A franchisee is a small business unit which purchases the right to use big business trademarks, brands, and other trademarked knowledge to sell the same brand.
Franchisees are independent operators of third-party outlets known as franchises.
It is a very common way of doing business as it allows an individual brand to spread its stores far and wide, sometimes in every nook and corner of a city. For example, McDonalds operates through franchisees in every part of the world. There can be huge business opportunities available in all industries.
When a business wants to spread out and garner more market share and increase its geographical presence, it can take the route of franchise for its products. The franchisor is the original business owner who sells the right to use its name and idea. The franchisee is the individual who buys into the original company by purchasing the right to sell the franchisor’s goods or services under the existing business model and trademark.
Why Become a Franchisee?
There are several advantages to start a franchise. It is ideal profession for businessmen with little or no experience because the cost of opening a franchise is low as compared to start a full company. Opening a franchise requires very little capital and franchisees are always under the supervision of the franchisor, so get a lot of help, guidance and feedback.
Franchisee and Franchisor Relationship
A franchisee and franchisor relationship is that of a mentor and student. The franchisor keeps guiding them regarding business strategies. The franchisee even provides advice on the best place/location to set up the operation so that the franchisee faces minimal competition. In return, the franchisee pays a start-up fee, plus a percentage of the gross revenues to the franchisor.
How does a franchisee work?
A franchisee must follow a business model that the Company has already prepared and put in place. That helps in maintaining a consistency in operations throughout other locations. All the marketing campaigns must be in line with the prior approval and comply with the franchisor’s directions. The franchisee must get the approval of the parent company before releasing them.
As the manager of the franchise, the franchisee is supposed to protect the brand name and keep the quality standards.
The businesses that are being operated in many states and countries other than their home states have to pay a tax for conducting business in other states, which is referred to as Franchise Tax.
Is a franchisee an owner?
Technically, a franchisee is a small business owner who operates a franchise. The franchisee pays a fee to the franchisor for the right to use the business's already-established knowledge and products. He receives continuous guidance and support from the franchisor, but he is a business entity.

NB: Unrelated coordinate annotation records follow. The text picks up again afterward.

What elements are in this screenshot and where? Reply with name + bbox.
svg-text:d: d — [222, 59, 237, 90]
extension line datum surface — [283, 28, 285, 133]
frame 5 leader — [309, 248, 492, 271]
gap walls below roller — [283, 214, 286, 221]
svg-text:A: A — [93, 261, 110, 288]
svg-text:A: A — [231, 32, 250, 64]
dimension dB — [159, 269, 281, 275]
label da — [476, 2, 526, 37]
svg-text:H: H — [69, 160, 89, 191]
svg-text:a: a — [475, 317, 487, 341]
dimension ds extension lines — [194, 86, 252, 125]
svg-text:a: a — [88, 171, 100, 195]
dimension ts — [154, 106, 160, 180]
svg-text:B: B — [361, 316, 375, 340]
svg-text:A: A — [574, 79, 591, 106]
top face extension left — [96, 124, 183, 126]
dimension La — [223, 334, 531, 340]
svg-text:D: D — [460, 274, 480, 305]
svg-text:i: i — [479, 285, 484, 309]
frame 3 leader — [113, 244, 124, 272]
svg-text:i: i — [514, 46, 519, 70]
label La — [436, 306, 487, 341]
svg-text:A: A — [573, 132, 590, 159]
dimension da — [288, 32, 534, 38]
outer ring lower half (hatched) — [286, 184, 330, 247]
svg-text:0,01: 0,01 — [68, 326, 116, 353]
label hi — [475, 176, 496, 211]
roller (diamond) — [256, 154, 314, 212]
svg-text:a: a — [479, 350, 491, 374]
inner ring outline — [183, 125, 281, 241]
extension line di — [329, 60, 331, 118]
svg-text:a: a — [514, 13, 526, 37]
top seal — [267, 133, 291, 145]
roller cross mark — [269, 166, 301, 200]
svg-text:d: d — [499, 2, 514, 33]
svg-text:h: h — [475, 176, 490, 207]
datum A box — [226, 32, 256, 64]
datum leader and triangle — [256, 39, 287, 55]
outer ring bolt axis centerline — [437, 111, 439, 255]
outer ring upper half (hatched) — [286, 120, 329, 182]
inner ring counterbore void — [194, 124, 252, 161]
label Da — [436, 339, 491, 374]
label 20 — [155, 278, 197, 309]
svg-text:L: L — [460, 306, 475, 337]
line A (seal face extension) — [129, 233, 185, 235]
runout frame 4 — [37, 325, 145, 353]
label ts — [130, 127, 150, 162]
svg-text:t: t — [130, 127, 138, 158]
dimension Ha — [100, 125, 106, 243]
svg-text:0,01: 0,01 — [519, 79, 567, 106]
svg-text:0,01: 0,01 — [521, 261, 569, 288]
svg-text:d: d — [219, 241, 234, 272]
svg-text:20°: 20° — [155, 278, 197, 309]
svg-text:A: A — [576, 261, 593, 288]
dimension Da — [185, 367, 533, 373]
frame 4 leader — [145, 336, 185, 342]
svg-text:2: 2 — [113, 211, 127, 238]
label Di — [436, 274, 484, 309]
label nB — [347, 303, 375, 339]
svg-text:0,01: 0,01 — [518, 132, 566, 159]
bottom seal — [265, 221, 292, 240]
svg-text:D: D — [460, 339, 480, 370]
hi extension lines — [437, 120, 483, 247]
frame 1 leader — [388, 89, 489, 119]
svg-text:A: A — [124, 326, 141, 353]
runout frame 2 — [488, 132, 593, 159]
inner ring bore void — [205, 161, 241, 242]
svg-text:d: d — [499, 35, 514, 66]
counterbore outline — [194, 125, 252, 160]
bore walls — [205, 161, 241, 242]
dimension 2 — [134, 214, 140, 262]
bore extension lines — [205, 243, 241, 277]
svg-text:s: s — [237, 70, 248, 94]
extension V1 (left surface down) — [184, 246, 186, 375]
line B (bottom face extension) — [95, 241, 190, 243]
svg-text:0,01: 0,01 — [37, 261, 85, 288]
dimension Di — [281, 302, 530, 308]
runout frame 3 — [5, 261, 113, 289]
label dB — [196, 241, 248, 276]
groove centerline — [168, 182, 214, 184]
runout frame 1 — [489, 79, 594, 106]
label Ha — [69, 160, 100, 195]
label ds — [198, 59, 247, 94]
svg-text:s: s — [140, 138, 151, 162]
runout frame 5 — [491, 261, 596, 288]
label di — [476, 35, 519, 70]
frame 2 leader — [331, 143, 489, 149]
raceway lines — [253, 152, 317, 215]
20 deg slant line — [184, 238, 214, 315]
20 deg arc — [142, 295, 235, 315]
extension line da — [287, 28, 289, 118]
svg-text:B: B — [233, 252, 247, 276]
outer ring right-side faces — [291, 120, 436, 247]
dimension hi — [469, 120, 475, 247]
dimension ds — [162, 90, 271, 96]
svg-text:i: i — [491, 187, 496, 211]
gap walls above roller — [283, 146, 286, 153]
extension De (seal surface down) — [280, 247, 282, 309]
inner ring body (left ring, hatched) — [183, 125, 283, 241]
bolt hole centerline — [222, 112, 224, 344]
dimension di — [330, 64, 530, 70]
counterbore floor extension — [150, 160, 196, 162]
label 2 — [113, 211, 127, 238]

Is there a legal document between the franchisor and franchisee?
A Franchise agreement is a legally binding document between the two parties. It’s a document that gives franchisor’s terms and conditions to the franchisee. Every franchisee is governed by these terms and conditions and is outlined in a written agreement between them.
The agreement between the franchisor and the franchisee governs everything about how the franchise will be run and also what can a franchisee expect from a franchisor.
What Is a Franchise Agreement?
In the United States, a business becomes a franchise if it follows the FTC Franchise Rule. In other countries also there must be similar acts and rules governing the franchisor and franchisee agreements. General terms of the agreement spell out the following things:
- The franchisee’s business is substantially associated with the franchisor's brand. They share the common brand name to conduct the business.
- The franchisor exercises control or provides assistance to the franchisee to conduct business.
- The franchisor receives a fee from the franchisee for using the trademarks and brand of the franchisor.
A successful franchisee needs to have the following traits in him
Wanting to learn new things
As an operating manager, a franchisee has several roles to perform—from a trainer to a watchdog to customer service provider to financial advisor. The franchisor sets standards of the brand but does not interfere in the day-to-day working, so in effect you are responsible for increasing sales and day-to-day running of business. It is a learning curve for the franchisee and if you can master certain skillset, you can become successful.
Ability to Follow System Standards
As a franchisee you have to follow someone else’s system and also, standardised products and services. This along with the licensing rights and restrictions on how you can use the franchisor’s intellectual property, is what you are investing in. A franchisee in return has to report sales and expenses and follow the instructions strictly on how to present the products and services, how to report their sales and expenses, follow instructions on how to present the products and services, and comply with the advertising requirements.
The franchisor sets weekly, monthly and yearly protocols for the franchisee which have to be followed.
Understanding of Small Business
The franchisee must have an understanding of how businesses operate, how to motivate staff, and is no stranger to long working hours.
As a franchisee, your success is measured each day in your franchise's performance, requiring more self-reliance than many corporate managers have had to demonstrate. However, a well-structured franchised system will provide a level of support that contributes to the franchise's success.